Chief Judge Cooke and Judges Jasen, Gabrielli, Jones, Wachtler and Fuchsberg concur.
Order affirmed.
. On the res judicata point, three members of the court disagree with the transactional analysis set forth above, but concur in the result on the theory
. The opinion on which petitioner relies is that of the executive director of the committee. Whether the committee has delegated the advisory opinion function to the executive director is not discernible from the record.
. Matter of Sheehan v City of Binghamton (59 AD2d 808) is not to the contrary since the interpretations of the agency .and of the committee in that case were not in conflict.
. Petitioner argues that because respondents’ affirmative defense specifically pleaded subdivision 9 and made no similar reference to paragraph (Z) of subdivision 10 and paragraph (a) of subdivision 11, they cannot now rely on the latter subdivisions. The argument overlooks the first affirmative defense which pleaded full compliance with law, but more importantly overlooks the public policy for confidentiality contained in section 230, which is not waived by failure affirmatively to plead (see 3 Weinstein-Korn-Miller, NY Civ Prac, par 3018.18). Nor does the rule that a court may not rely on a ground not “invoked by the agency” (Matter of Barry v O’Connell, 303 NY 46, 50) aid petitioner in this respect for the records access officer’s denial relied upon “section 230” without limitation as to subdivision.

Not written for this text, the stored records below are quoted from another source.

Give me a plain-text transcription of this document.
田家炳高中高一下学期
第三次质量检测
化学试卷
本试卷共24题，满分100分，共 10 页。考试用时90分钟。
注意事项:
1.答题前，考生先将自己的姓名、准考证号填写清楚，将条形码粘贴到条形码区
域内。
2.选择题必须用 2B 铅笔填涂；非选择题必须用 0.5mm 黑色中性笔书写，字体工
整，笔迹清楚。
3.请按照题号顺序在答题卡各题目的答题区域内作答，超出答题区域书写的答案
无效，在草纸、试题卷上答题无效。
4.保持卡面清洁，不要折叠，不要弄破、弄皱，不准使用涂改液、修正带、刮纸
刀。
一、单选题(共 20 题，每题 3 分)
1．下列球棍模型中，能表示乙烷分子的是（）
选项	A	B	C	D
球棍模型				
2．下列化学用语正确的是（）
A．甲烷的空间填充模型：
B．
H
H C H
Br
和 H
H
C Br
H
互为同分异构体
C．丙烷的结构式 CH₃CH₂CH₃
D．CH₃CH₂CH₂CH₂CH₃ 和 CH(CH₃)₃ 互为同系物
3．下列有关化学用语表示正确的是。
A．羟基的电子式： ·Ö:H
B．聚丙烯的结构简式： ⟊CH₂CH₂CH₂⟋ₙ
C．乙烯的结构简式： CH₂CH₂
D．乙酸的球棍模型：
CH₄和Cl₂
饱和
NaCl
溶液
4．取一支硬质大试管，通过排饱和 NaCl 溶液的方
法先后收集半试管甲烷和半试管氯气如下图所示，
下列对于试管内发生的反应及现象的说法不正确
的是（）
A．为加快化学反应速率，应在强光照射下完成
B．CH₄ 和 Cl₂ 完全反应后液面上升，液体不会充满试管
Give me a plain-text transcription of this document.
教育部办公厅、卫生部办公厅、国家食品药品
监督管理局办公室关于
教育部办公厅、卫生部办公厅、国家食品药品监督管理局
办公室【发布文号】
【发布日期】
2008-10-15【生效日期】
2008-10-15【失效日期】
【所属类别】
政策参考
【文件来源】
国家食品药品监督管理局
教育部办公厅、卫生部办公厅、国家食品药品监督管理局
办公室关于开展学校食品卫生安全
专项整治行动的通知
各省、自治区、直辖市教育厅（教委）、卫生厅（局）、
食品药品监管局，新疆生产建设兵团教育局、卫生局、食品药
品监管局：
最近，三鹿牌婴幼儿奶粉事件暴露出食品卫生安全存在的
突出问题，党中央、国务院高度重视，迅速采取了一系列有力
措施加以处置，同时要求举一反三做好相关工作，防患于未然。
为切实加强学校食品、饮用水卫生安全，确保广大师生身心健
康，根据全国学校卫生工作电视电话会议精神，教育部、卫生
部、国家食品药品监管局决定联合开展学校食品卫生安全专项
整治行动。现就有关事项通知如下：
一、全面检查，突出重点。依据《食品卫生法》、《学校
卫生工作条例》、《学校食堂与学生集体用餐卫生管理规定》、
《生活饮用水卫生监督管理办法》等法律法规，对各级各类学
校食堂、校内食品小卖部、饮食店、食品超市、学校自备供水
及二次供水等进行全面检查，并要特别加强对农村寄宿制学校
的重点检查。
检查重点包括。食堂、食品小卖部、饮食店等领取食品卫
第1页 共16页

. In light of the underscored words it is clear that the Freedom of Information Law cannot be deemed to have “otherwise provided by law”, for so to hold would render the strong prohibitory language of the last sentence of paragraph (l) utterly meaningless and the result absurd (Matter of Sabot v Lavine, 42 NY2d 1068, 1069; Williams v Williams, 23 NY2d 592, 599; McKinney Statutes, op. cit., § 145).
. In view of our conclusion that section 230 is an exempting State statute within the meaning of section 87 (subd 2, par [a]) of the Public Officers Law, we need not consider whether the CPLE is such a statute, nor do we reach respondents’ arguments that the materials sought are in any event exempt under paragraph (b), clause (i) of paragraph (e) and paragraph (g) of that subdivision.